This recipe is in honor of defensive end Big Red Bryant (#79) who hails from Jasper, Texas. Big Red was beloved by the 12th Man for his intensity and passion for playing defense. He was a stout run stopper and loved to gobble up field goal attempts like Pac Man. He was released by the Seahawks a month after winning Super Bowl 48. Big Red provided the 12th Man many memorable moments, and he will not be forgotten.
Texans love their barbecue and it’s all about the beef. I present to you Big Red’s BBQ Beef Ribs.
- A large amount of beef short ribs (I like to get them from the butcher in a slab)
- Beef Bouillon Cubes
- Cracked Pepper and Kosher Salt
- Trim the fat cap off the short ribs, and if you got a slab, slice them into individual ribs.
- Rub fresh cracked pepper, kosher salt, and the beef bouillon cubes onto the ribs.

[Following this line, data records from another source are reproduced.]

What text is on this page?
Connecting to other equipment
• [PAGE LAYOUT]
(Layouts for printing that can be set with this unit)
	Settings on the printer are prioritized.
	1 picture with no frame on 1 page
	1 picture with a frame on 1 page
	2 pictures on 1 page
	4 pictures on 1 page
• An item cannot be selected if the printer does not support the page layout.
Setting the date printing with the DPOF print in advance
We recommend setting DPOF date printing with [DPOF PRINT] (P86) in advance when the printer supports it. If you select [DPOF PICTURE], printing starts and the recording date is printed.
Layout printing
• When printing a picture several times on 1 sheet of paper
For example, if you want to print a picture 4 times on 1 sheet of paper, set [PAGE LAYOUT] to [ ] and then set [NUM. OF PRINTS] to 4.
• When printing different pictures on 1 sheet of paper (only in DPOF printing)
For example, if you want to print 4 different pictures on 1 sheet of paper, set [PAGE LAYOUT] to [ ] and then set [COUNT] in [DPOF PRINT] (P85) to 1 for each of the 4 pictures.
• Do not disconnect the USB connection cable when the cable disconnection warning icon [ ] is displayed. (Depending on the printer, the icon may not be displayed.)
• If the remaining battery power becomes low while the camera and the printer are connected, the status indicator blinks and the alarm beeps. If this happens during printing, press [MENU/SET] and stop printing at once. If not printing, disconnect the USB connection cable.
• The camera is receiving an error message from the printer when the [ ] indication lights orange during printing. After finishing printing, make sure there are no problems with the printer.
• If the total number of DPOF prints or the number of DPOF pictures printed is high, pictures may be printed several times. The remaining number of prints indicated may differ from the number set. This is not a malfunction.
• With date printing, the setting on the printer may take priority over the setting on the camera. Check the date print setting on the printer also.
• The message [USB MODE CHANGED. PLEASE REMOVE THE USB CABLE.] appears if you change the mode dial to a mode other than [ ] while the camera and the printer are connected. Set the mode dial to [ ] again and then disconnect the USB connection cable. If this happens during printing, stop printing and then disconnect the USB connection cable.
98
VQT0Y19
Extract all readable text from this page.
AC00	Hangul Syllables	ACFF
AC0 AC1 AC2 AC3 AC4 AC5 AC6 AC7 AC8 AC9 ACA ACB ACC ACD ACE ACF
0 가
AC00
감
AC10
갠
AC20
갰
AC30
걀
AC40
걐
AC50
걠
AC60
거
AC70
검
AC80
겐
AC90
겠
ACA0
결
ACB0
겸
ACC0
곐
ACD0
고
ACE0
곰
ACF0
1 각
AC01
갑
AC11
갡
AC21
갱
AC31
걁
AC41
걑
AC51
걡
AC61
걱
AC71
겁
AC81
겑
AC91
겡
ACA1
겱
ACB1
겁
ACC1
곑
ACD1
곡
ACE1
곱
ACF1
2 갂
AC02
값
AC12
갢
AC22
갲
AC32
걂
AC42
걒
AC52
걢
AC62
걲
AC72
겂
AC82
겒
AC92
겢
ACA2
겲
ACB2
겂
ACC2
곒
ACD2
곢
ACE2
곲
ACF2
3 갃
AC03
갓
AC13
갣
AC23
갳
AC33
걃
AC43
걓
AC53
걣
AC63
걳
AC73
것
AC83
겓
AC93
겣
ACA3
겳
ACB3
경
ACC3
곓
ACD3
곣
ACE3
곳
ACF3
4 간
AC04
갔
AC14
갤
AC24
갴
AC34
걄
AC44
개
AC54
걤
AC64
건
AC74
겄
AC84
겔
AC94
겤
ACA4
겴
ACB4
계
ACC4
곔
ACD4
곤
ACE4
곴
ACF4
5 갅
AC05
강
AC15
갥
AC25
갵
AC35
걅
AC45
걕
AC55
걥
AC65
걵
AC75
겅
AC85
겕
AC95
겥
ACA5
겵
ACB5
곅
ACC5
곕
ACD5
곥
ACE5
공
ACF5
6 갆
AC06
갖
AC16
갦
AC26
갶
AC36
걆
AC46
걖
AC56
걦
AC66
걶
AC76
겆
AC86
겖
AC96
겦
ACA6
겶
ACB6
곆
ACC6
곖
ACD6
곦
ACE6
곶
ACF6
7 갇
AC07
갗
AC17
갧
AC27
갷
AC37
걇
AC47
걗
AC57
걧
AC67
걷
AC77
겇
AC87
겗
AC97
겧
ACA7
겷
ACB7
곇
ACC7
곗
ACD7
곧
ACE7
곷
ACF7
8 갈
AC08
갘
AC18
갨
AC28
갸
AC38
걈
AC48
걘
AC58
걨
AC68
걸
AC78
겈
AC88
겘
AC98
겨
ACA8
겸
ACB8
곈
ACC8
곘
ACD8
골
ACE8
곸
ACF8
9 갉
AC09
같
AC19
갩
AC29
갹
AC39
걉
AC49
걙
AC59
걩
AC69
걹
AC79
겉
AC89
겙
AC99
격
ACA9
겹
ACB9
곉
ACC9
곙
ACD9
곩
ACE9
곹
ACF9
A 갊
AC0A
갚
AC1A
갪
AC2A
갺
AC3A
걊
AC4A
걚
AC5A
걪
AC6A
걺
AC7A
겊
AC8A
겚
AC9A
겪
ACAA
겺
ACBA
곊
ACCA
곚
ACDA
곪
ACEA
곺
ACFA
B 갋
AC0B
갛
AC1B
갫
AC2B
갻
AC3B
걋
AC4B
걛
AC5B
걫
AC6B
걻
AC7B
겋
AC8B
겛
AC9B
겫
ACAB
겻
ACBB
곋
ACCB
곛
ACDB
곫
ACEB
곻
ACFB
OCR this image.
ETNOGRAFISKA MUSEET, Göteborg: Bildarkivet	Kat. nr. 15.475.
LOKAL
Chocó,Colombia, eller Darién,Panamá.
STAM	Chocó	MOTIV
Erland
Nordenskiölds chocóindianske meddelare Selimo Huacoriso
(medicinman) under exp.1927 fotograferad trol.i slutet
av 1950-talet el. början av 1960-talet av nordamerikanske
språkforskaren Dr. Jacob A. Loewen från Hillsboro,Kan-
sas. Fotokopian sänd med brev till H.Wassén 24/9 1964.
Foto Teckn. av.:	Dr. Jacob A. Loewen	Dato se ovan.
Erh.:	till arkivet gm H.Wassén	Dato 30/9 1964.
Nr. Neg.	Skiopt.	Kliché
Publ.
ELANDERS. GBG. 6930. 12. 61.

Fire up you charcoal or gas grill and set it up to cook these ribs over indirect heat at about 250 degrees. Be sure to put a drip pan underneath the ribs. Put some water in the drip pan to keep everything nice and moist. For this to be true Texas barbecue, use some mesquite wood chips on the flame to get a nice smokey flavor infused into the meat for the first couple of hours of cooking.
Cook the ribs until they reach at least 190 degrees. This will probably take three hours or longer. Check them once or twice and if they look dry, sprinkle some beer on them. You don’t need to put any sauce on them, just tear into them like Big Red does to an extra point attempt.